Even outside of the major town, however, Burneikis discovered the not-so-beneficial influence of Western lifestyles upon native culture. Cremation ceremonies that require traditional garb, for example, draw tourists dressed in T-shirts.
Balinese boys wear Levi's and flirt with the tourists, ignoring local girls. Police, unnecessary prior to Western encroachment because Bali Hindu's karma-based teachings effectively prevented crime, are now corrupt and irresponsible.
Burneikis decided to research the effects of tourism on the island society; she continued to study Balinese dance for pleasure.
The skewed outlooks provided by Western anthropological, tourist and artistic literature provided a necessary counterpoint to the first-hand data she collected. Burneikis' work focuses on debunking the myth of Bali as a neatly packaged paradise by exposing the variety and diversity of the island culture. She used video documentary as a primary tool to record evidence for a comprehensive paper on her cultural findings. As for the dance, she decided to learn it herself.
On campus, Burneikis is known for her fashion savvy and style -- it is with an aesthetically trained eye that she evaluates the beauty of traditional Balinese dance.
The dance is most notable for the performers' "perfect control of the body," she said. "Fingers, eyes, eyebrows and toes move" in a carefully arranged pattern set to the percussion-based music of a Gamelan orchestra.

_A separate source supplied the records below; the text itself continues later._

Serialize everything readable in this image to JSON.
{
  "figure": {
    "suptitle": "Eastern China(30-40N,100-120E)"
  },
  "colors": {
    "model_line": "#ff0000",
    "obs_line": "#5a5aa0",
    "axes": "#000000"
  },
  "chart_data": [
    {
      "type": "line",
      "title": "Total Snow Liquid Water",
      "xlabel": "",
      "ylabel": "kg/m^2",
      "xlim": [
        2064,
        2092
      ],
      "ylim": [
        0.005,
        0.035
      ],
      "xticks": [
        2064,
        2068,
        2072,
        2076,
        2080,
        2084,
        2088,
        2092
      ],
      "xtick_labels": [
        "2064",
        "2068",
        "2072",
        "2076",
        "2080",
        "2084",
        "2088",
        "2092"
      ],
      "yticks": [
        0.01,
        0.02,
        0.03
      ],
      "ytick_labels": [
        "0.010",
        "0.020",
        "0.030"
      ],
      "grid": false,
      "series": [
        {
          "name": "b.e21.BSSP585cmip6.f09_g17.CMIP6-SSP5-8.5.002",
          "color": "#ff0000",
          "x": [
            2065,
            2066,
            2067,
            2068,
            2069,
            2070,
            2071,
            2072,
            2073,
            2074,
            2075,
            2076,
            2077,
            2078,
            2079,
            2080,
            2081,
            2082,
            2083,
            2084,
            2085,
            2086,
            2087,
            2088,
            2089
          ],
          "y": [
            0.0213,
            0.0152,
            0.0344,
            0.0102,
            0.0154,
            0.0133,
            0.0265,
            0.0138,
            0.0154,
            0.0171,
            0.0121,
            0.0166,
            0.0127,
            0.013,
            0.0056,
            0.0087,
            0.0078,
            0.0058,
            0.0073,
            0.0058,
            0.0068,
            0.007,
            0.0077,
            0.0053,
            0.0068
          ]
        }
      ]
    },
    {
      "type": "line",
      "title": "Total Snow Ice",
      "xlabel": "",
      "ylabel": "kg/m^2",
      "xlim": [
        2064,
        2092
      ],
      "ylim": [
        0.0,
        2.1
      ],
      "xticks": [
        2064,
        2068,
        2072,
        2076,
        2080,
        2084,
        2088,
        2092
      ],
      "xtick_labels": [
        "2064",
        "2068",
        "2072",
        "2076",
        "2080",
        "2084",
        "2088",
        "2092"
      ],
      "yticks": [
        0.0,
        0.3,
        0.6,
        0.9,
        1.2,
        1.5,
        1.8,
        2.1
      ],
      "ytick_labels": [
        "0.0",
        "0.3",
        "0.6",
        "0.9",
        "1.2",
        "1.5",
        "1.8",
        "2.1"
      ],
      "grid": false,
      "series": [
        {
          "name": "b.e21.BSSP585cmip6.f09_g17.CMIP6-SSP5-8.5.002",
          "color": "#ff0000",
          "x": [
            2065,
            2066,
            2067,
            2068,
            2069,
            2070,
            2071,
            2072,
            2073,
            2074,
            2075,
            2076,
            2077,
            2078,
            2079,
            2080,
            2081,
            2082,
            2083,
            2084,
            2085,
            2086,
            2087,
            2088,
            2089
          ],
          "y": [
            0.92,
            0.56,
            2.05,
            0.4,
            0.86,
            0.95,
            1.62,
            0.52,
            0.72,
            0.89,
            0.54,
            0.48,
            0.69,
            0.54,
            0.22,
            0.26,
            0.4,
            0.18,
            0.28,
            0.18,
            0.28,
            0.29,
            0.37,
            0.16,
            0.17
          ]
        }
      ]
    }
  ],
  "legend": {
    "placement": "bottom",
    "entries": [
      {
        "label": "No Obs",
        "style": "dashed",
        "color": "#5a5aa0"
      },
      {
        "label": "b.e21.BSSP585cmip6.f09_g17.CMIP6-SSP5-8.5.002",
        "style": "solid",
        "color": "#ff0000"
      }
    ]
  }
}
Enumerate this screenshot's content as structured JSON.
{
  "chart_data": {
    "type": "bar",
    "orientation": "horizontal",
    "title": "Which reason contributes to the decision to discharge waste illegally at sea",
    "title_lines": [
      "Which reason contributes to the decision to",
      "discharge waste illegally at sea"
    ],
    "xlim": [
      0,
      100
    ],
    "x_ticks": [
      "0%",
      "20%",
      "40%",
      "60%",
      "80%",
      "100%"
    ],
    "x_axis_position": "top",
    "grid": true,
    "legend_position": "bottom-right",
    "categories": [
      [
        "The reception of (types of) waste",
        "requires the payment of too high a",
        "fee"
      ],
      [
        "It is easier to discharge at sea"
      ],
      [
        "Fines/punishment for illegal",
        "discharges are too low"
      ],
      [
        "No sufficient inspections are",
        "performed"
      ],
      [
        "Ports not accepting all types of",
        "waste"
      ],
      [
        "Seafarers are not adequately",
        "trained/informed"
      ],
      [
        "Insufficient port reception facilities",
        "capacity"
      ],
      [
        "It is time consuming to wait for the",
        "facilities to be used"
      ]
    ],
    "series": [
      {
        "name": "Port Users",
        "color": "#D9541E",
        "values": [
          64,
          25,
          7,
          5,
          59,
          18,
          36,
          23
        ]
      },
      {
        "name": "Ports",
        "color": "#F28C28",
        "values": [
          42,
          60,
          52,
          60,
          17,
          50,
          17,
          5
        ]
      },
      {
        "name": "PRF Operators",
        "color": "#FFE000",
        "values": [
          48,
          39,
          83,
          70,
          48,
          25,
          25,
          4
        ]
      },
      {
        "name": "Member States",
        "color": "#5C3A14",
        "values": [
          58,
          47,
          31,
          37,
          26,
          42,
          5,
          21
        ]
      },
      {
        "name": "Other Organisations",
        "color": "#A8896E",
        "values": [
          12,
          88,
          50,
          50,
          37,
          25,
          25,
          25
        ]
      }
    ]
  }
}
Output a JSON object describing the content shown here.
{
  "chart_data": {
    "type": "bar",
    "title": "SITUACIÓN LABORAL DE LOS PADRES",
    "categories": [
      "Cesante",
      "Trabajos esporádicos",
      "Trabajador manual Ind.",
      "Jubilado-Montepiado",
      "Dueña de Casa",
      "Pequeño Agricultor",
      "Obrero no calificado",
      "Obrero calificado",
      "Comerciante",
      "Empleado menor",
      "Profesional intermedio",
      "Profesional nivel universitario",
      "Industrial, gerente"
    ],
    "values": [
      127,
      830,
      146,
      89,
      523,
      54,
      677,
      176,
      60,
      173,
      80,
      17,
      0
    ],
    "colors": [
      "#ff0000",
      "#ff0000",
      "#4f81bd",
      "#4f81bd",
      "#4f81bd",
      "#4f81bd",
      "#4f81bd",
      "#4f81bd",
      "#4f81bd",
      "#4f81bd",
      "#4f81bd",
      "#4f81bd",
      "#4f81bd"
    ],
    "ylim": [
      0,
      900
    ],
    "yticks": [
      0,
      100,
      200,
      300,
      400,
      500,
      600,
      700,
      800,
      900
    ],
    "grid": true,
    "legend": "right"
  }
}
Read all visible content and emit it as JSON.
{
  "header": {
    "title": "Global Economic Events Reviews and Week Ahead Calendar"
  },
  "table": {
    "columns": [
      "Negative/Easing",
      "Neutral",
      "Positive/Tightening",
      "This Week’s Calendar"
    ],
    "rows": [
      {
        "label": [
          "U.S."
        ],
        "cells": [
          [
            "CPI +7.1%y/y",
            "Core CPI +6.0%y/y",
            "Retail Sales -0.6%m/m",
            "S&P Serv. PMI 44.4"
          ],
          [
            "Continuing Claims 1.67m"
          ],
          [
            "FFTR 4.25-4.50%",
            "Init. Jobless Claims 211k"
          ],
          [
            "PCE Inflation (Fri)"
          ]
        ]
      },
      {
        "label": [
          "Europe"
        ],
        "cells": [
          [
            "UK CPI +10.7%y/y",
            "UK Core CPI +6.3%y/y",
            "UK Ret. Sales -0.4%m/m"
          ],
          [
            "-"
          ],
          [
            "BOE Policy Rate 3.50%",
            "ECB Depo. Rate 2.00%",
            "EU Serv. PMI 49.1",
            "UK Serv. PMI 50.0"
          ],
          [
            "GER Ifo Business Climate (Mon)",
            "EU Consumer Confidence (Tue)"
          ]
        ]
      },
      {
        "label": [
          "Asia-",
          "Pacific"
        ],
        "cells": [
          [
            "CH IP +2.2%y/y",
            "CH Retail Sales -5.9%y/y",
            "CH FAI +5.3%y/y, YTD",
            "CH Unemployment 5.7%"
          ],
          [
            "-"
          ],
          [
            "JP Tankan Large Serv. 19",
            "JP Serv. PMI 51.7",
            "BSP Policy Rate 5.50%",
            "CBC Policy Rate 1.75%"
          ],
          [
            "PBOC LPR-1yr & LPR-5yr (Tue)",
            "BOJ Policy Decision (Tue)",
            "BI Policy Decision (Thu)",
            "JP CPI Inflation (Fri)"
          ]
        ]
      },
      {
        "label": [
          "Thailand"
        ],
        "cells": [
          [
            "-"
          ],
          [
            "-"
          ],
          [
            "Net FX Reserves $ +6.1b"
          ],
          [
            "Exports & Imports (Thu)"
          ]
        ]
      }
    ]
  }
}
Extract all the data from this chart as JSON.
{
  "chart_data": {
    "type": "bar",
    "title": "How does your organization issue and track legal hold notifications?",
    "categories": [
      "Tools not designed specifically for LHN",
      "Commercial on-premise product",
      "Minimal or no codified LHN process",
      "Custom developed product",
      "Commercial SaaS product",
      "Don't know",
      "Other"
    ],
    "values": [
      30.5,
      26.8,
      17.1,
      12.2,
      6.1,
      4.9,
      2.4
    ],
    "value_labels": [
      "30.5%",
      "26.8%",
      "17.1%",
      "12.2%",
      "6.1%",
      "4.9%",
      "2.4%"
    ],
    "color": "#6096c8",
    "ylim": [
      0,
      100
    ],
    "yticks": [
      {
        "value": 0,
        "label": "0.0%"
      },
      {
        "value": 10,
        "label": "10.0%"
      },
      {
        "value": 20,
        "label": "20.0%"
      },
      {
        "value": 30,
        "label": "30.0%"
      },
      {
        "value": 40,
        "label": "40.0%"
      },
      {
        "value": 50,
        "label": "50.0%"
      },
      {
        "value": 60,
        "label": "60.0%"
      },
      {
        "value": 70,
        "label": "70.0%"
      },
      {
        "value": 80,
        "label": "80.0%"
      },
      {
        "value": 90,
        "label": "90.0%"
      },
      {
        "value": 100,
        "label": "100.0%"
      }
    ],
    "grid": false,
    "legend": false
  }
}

The dancers' bodies are tensed in an asymmetrical form, arching their backs so that the shoulder blades touch.
Despite her initial disillusionment with the false gloss of Balinese culture, Burneikis says that her stay on the island was "without a doubt, the best time of my life."
Locals welcomed her into their homes and, though the purpose of the trip was academic, she admits that there was plenty of "chilling on the beach and playing in the rice-fields." Indeed, after the official duration of the trip had expired, she found that she had budgeted her money so well that she went to Singapore to renew her visa for another month's stay.
After her own success in obtaining grant money, Burneikis enthusiastically encourages her fellow students with ideas for unusual research projects to pursue their interests: "If there's anything -- no matter how crazy -- that you want to do, you should try it because there's so much money out there and this is your time to explore."